GeneCodeSavvy commented 1 day ago

@bdemchak Apologies for the confusion. The issue wasn't with the tests themselves. The optimized py4cytoscape_utils:node_suid_to_node_name() was failing the following test:

suids_with_name = suids.copy()
suids_with_name.append('YBR043C')
self.assertRaises(CyError, node_name_to_node_suid, suids_with_name)

In hindsight, this was straightforward, but it took me longer than expected to resolve.

GeneCodeSavvy commented 1 day ago

image

I created a very large DataFrame with 1 million nodes, each having a unique SUID and randomly generated name. I also generated test lists of varying sizes (1,000, 10,000, 100,000) by sampling random SUIDs from the DataFrame. The optimized version completed in under 0.24 seconds for the largest test size, while the original version took over 1,145 seconds (nearly 20 minutes) for the same size.

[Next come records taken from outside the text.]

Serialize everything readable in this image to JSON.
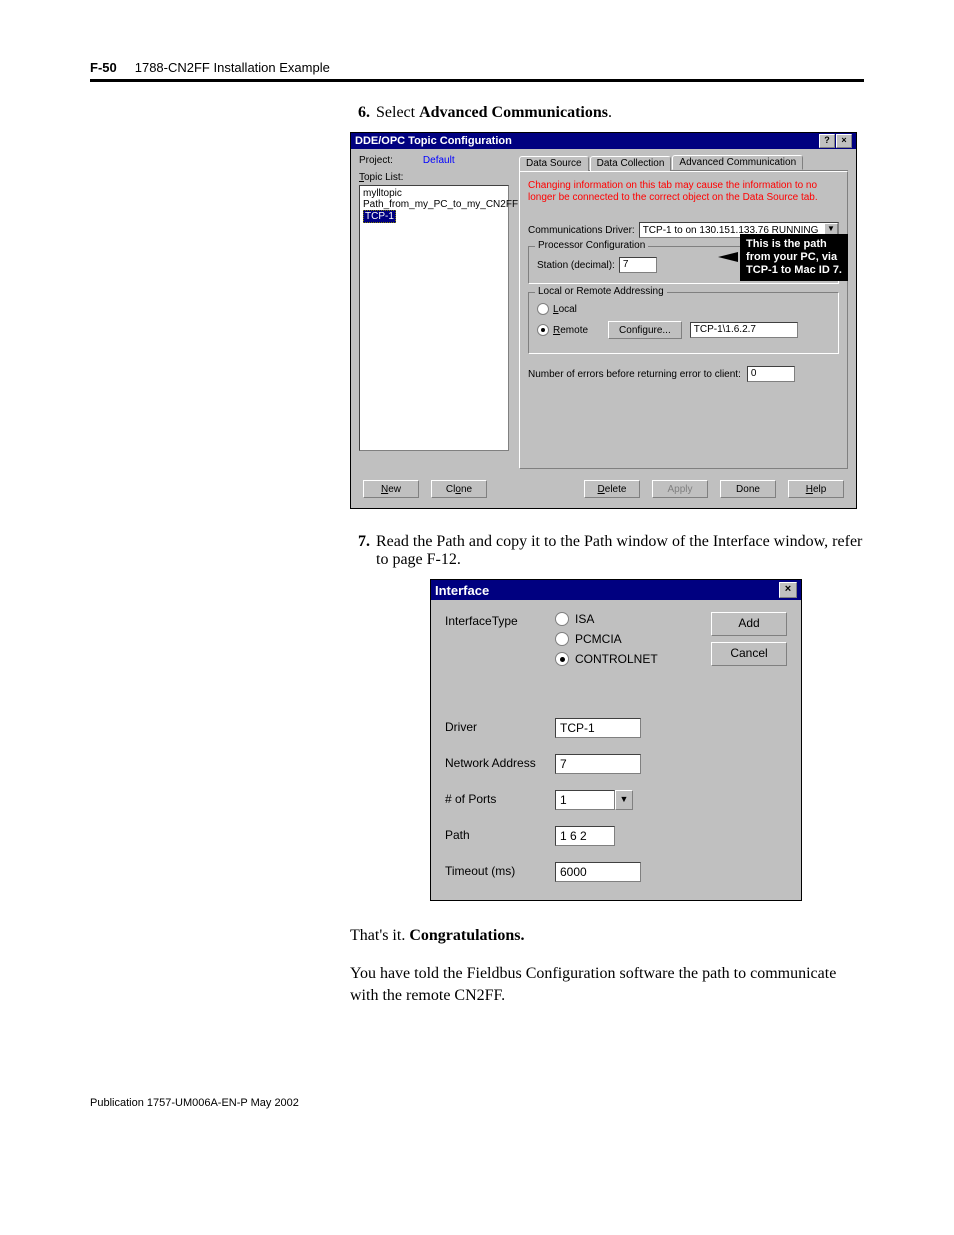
{
  "header": {
    "page_number": "F-50",
    "title": "1788-CN2FF Installation Example"
  },
  "step6": {
    "num": "6.",
    "text_prefix": "Select ",
    "text_bold": "Advanced Communications",
    "text_suffix": "."
  },
  "dialog1": {
    "title": "DDE/OPC Topic Configuration",
    "help_icon": "?",
    "close_icon": "×",
    "project_label": "Project:",
    "project_value": "Default",
    "topic_list_label": "Topic List:",
    "topic_items": [
      "mylltopic",
      "Path_from_my_PC_to_my_CN2FF"
    ],
    "topic_selected": "TCP-1",
    "tabs": [
      "Data Source",
      "Data Collection",
      "Advanced Communication"
    ],
    "warning": "Changing information on this tab may cause the information to no longer be connected to the correct object on the Data Source tab.",
    "comm_driver_label": "Communications Driver:",
    "comm_driver_value": "TCP-1 to  on 130.151.133.76 RUNNING",
    "procconf_legend": "Processor Configuration",
    "station_label": "Station (decimal):",
    "station_value": "7",
    "addr_legend": "Local or Remote Addressing",
    "radio_local": "Local",
    "radio_remote": "Remote",
    "configure_btn": "Configure...",
    "remote_path_value": "TCP-1\\1.6.2.7",
    "errors_label": "Number of errors before returning error to client:",
    "errors_value": "0",
    "buttons": {
      "new": "New",
      "clone": "Clone",
      "delete": "Delete",
      "apply": "Apply",
      "done": "Done",
      "help": "Help"
    },
    "callout": {
      "line1": "This is the path",
      "line2": "from your PC, via",
      "line3": "TCP-1 to Mac ID 7."
    }
  },
  "step7": {
    "num": "7.",
    "text": "Read the Path and copy it to the Path window of the Interface window, refer to page F-12."
  },
  "dialog2": {
    "title": "Interface",
    "close_icon": "×",
    "interface_type_label": "InterfaceType",
    "radios": {
      "isa": "ISA",
      "pcmcia": "PCMCIA",
      "controlnet": "CONTROLNET"
    },
    "add_btn": "Add",
    "cancel_btn": "Cancel",
    "driver_label": "Driver",
    "driver_value": "TCP-1",
    "network_label": "Network Address",
    "network_value": "7",
    "ports_label": "# of Ports",
    "ports_value": "1",
    "path_label": "Path",
    "path_value": "1 6 2",
    "timeout_label": "Timeout (ms)",
    "timeout_value": "6000"
  },
  "closing": {
    "p1_prefix": "That's it. ",
    "p1_bold": "Congratulations.",
    "p2": "You have told the Fieldbus Configuration software the path to communicate with the remote CN2FF."
  },
  "footer": "Publication 1757-UM006A-EN-P May 2002"
}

Screenshot 2024-09-13 at 05 08 47

Screenshot 2024-09-13 at 05 02 29

Screenshot 2024-09-13 at 05 03 47

As for the issue, I was encountering - I add a two checks are_all_suids = all(isinstance(item, int) for item in node_suids) and are_all_names = all(isinstance(item, str) for item in node_suids). Got this idea from the normalize_list() function.

Screenshot 2024-09-13 at 05 04 36

bdemchak commented 4 hours ago

@GeneCodeSavvy

Thanks, Harsh ... this is promising ... I like the performance and you have good ideas.

Can you package this as a pull request into the 1.9.0 branch (not master)?

It should have two parts:

You'll want to insert your large dataframe tests into the applicable unit tests (e.g., test_node_suid_to_node_name(), test_node_name_to_node_suid(), test_edge_suid_to_edge_name(), test_edge_name_to_edge_suid())

The test changes aren't so interesting and don't contribute to the actual py4cytoscape library ... but they serve two critical functions. First, to keep us honest that we've actually tested all of the cases. Second, to give us confidence that future library modifications don't break existing py4cytoscape functionality. You've already seen the benefit of this when you discovered that your original code was missing a check for a mixed list of SUIDs and names.

Since this is your first time through this process, I'd expect that we'll likely iterate on the pull request before it's suitable for integration.

If we can get to that point, we'll include it in the 1.10.0 release, which can happen right after the pull request is in good shape.

OK?

(Well done!)